Оба эксперимента — и строительство «русской Америки», и воссоздание первичной христианской церкви — потерпели фиаско. Но жизненное поражение, став материалом и темой романа, не становится ли победой — в том самом смысле, в каком победой человеческого духа становилась гибель героя в древнегреческой трагедии. Когда-то Вячеслав Иванов прогнозировал роману жизнь «до той поры, пока созреет в народном духе единственно способная и достойная сменить его форма-соперница — царица-Трагедия, уже высылающая в мир первых вестников своего торжественного пришествия»[3]. Такими вестниками В. Иванову казались романы Достоевского. Однако они, как и романы Л. Толстого, И. Тургенева, вопреки прогнозу, свидетельствовали не о тенденции к перерождению жанра, а о его безмерной емкости — именно роман оказался способен в себя вобрать и воссоздать трагедию — не царицу-Трагедию как достаточно искусственную литературную форму, а подлинную, историческую и личную трагедию человеческого существования. Непревзойденным в этом смысле явлением в русской (наверное, и в мировой) литературе XX века является шолоховский «Тихий Дон».

К такого типа роману — синтезу эпического, трагического и лирического начал, дополненных мощным мифологическим вливанием, — стала возвращаться современная русская литература. Разглядеть (может быть, даже не столько разглядеть, сколько признать) это оказывается непросто, и критика начинает строить домыслы, предположения и давать советы, бьющие мимо цели. Например, Н. Александров[4], кивающий на романы Д. С. Мамина-­Сибиряка как на прототип ивановского «Золота» и на образцово-показательно-укоряющий пример, явно давно не перечитывал уральского классика XIX века, иначе бы убедился, что его романы вышли в свет без редакторской шлифовки, в результате чего тексты изобилуют речевыми и грамматическими ошибками (похоже, это тот случай, когда провинциализм сослужил дурную службу), и, главное, что эти романы, в том числе лучший из них — «Приваловские миллионы», довольно слабы «технически» и являют собой преимущественно бытописательство, в котором Иванов, как и в любом описательстве, силен, но к которому он явно не сводим. Не менее странным представляется утверждение Д. Быкова, что «Золото бунта» — «такая же сектантская поэма, как „Серебряный голубь“ Андрея Белого», обоснованное, в частности, следующим образом: «Почему Осташа вечно вносит сумятицу в чужую жизнь, рушит ее, губит всех, с кем свяжется? Да потому, что он классический романтический герой, как и полагается в романтической поэме, — а главная примета романтического героя в том и заключается, чтобы всех губить. Потому что он — принципиальный неприсоединенец, которому ни в одной секте спасения нет»[5]. В этих вопросах-констатациях без малейшей натяжки имя «Осташа» можно заменить на имя «Григорий» — сугубо реалистический, а вовсе не романтический Мелехов вносил сумятицу, губил и погибал и так и остался «неприсоединенцем» вовсе не в силу собственного или авторского «сектантства», а потому, что чаще всего именно таков путь яркой, неординарной личности сквозь «бунт, бессмысленный и беспощадный». Здесь сошлемся на собственный анализ «Золота бунта», чтобы не повторять уже высказанные суждения[6], но в подтверждение правомерности типологической параллели с романом Шолохова подчеркнем, что у Иванова, как и у Шолохова (и этим он существенно отличается от Улицкой), огромную роль играет сама стихия языка, ибо в его романе уже на языковом уровне закладывается эпический фундамент художественного мира.

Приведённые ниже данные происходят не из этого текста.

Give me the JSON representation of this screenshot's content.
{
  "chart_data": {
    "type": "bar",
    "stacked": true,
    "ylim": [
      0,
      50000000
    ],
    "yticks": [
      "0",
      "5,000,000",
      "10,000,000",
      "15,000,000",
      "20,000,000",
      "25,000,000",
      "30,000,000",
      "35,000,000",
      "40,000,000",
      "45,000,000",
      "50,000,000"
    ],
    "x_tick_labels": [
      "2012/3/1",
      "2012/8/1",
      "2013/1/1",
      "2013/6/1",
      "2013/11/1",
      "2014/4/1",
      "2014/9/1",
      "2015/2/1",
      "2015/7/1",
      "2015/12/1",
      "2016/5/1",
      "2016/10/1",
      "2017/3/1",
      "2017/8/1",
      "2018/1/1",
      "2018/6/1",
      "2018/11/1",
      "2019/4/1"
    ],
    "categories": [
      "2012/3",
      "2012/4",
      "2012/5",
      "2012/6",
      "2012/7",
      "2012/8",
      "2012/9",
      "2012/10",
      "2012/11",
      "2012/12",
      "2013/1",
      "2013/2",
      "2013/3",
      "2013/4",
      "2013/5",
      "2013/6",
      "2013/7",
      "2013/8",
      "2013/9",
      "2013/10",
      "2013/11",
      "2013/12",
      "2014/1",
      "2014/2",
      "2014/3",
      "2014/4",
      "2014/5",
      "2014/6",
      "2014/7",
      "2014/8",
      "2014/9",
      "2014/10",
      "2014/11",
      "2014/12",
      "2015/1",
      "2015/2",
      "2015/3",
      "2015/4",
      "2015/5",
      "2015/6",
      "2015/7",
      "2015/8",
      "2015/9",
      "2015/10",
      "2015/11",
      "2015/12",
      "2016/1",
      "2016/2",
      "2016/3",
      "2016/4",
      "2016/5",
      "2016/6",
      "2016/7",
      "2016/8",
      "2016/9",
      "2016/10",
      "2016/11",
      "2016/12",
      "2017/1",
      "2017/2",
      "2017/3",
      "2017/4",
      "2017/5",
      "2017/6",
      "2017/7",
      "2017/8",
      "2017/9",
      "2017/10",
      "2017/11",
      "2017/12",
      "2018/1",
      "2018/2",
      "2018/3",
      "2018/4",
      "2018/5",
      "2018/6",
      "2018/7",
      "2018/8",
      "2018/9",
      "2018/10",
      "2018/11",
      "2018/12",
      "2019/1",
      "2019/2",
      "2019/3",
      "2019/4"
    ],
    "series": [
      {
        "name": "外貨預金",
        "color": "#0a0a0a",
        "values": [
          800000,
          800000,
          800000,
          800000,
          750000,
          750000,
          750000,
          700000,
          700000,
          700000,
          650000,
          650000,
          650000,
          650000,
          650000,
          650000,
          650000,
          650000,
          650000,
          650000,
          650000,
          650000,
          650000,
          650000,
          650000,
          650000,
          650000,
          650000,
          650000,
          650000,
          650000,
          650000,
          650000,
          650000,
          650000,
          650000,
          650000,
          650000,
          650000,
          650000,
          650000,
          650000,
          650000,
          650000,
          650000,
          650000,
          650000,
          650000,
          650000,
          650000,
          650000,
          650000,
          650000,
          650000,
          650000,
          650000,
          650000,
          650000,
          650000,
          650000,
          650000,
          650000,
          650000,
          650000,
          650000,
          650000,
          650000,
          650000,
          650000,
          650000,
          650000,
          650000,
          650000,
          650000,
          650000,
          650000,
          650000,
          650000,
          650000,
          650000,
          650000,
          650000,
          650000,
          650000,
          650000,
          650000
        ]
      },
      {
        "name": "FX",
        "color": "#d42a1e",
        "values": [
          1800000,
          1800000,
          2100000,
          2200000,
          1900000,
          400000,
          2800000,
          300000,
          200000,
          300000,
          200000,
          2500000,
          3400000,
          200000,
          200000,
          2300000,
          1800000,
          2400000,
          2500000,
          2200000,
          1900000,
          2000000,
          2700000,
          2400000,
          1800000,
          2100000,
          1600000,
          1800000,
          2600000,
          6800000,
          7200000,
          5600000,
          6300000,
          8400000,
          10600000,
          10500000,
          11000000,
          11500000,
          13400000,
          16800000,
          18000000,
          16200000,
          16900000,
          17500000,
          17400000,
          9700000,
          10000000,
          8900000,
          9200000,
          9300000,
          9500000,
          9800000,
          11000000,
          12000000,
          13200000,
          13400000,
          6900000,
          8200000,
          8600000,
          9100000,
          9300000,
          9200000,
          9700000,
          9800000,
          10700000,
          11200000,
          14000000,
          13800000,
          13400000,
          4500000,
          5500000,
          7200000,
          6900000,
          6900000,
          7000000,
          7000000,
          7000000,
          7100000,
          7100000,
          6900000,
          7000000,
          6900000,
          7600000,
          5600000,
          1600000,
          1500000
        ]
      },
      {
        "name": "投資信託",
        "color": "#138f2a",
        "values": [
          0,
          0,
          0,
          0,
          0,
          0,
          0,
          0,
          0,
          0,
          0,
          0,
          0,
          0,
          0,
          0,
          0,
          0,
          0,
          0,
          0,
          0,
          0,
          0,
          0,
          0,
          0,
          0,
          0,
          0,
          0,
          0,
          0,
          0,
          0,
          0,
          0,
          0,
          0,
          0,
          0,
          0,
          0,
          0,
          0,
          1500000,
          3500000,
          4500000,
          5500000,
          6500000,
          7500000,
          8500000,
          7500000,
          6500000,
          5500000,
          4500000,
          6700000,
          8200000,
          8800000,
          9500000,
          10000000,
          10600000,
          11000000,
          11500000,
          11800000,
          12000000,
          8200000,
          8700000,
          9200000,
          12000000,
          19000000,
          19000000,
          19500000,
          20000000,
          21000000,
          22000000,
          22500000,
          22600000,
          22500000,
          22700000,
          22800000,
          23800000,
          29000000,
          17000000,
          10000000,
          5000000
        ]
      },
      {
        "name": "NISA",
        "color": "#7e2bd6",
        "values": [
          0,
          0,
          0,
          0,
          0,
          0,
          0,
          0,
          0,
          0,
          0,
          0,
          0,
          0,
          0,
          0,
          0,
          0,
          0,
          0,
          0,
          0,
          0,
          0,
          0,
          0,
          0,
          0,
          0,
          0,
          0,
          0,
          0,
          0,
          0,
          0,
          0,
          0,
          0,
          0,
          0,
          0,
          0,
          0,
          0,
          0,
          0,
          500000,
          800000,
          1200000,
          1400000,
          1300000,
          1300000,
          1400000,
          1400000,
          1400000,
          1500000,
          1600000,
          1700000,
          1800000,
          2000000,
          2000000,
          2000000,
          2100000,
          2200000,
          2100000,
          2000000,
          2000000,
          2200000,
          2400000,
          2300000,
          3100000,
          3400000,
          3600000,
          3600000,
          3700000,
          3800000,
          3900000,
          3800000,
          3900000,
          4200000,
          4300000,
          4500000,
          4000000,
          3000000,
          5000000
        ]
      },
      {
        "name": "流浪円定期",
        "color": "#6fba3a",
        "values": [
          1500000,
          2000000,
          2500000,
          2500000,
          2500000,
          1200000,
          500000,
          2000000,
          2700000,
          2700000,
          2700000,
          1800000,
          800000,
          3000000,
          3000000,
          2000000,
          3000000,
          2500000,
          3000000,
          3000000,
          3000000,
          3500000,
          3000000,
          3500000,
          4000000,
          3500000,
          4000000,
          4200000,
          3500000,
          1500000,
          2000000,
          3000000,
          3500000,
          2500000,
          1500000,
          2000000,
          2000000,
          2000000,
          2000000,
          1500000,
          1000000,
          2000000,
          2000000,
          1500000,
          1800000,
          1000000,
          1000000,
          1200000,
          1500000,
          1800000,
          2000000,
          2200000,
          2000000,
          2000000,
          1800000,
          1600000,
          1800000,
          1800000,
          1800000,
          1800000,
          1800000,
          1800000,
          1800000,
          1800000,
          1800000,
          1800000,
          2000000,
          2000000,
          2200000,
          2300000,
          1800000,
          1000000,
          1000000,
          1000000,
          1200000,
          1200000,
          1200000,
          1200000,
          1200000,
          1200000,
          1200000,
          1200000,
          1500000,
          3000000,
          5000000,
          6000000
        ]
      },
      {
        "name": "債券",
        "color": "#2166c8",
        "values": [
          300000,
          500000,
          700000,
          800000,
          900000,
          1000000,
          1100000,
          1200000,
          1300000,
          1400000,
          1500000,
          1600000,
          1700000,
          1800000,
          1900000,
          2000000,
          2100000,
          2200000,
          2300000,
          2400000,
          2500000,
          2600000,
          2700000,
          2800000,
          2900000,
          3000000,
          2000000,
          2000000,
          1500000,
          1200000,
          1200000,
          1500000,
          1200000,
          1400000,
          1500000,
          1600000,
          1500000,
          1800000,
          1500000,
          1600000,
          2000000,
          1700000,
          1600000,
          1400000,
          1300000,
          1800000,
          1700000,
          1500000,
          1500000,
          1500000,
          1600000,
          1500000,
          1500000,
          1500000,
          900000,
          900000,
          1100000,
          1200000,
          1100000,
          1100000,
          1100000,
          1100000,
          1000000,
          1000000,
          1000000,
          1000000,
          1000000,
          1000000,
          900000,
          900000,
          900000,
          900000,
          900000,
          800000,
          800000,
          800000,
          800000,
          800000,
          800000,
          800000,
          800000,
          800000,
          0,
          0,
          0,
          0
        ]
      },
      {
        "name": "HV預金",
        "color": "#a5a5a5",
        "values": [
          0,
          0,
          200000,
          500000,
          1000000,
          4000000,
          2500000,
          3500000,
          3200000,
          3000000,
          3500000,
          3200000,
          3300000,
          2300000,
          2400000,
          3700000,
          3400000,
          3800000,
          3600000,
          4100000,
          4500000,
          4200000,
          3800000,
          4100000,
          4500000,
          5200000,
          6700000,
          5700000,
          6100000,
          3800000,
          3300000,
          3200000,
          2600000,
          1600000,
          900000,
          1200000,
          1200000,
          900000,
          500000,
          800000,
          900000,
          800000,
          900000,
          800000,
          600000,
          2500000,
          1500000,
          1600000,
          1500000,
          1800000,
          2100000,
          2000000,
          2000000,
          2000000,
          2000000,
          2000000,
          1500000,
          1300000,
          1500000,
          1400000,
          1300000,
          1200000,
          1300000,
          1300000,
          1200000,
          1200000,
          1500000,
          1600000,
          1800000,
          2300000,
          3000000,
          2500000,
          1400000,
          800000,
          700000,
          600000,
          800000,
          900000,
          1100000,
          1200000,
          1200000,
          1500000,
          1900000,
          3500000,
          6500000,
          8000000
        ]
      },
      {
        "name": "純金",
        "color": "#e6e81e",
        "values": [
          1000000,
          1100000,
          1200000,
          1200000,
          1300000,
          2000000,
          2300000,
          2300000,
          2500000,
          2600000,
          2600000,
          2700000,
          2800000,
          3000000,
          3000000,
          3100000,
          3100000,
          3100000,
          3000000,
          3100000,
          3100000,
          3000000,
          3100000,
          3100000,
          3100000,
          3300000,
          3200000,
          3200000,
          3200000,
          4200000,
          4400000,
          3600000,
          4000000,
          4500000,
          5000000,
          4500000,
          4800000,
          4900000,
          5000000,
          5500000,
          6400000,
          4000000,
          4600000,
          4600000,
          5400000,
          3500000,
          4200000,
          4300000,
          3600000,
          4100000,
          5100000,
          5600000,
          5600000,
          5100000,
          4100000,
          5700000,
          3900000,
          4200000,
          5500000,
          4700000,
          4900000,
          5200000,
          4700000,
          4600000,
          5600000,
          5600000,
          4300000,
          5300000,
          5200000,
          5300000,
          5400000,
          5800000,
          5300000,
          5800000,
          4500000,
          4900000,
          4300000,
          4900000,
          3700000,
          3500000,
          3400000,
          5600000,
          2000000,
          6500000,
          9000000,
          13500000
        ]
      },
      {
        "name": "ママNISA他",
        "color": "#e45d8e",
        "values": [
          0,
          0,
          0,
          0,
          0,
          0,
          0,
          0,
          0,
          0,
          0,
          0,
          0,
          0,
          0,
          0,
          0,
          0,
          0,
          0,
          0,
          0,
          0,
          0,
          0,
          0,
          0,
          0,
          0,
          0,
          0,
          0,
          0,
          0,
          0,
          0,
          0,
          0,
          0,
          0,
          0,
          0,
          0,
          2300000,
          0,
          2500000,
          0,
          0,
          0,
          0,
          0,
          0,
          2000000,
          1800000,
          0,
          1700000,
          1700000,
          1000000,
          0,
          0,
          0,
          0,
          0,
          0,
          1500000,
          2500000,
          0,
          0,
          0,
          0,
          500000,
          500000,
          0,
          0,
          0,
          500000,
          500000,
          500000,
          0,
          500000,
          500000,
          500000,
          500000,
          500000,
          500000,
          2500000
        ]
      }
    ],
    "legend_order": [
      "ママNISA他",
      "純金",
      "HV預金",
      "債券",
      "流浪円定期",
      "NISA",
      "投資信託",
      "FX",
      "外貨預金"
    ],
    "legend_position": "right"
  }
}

Разумеется, Алексей Иванов и Людмила Улицкая — писатели очень разные, и с материалом работают разным, и художественными путями идут параллельными, и до «Даниэля» никаких оснований для их сравнения вообще не было, но теперь появились.

Эпический размах книги Улицкой обеспечен множественностью точек зрения-голосов, данных через письма, исповеди, документы и стекающихся в единое пространство повествования из разных времен и разных географических точек. Они объединены общей темой — судьбой европей­ского еврейства, уничтоженного Второй мировой войной и заново воскресшего на исторической родине — в Земле обетованной, которая является Святой землей для христианства, вышедшего из недр иудаизма и ставшего его преследователем и гонителем, что в конечном счете, как на том настаивает герой книги, и привело к катастрофе — холокосту. Действие романа происходит преимущественно между Второй мировой войной и днем сегодняшним на территории Восточной Европы и Израиля — в мире, по-прежнему раздираемом противоречиями. Голоса в книге Улицкой окрашены не столько индивидуально-стилистически, сколько интонационно-содержательно, хотя большинство из них созвучно в своей нетерпимости к иномыслию и убежденности в собственной правоте. Но из недр этой многоголосицы, сквозь нее, а во многом и благодаря ей пробивается и набирает мощное звучание голос Даниэля Штайна, переводчика, а из разных, разрозненных свидетельств и его собственных рассказов-притч вырастает образ праведника, спасителя — Человека. Сказать, что это авторская удача Людмилы Улицкой — почти ничего не сказать. Появление такого героя — художественное событие, выходящее за пределы творчества писателя, тем более что и сам герой взят из жизни, но заслуга писателя — несомненна и бесспорна. «Положительно прекрасное» изобразить гораздо сложнее, чем противоречивое или злое — всегда есть опасность сфальшивить, пересластить, солгать. Даниэль, каким его написала Улицкая, неотразимо трогателен, притягателен и при этом естествен, убедителен. В этом образе сгущается, материализуется и обнажается то идеальное начало, которое составляет одну из стержневых основ европейской культуры и русской литературы в частности.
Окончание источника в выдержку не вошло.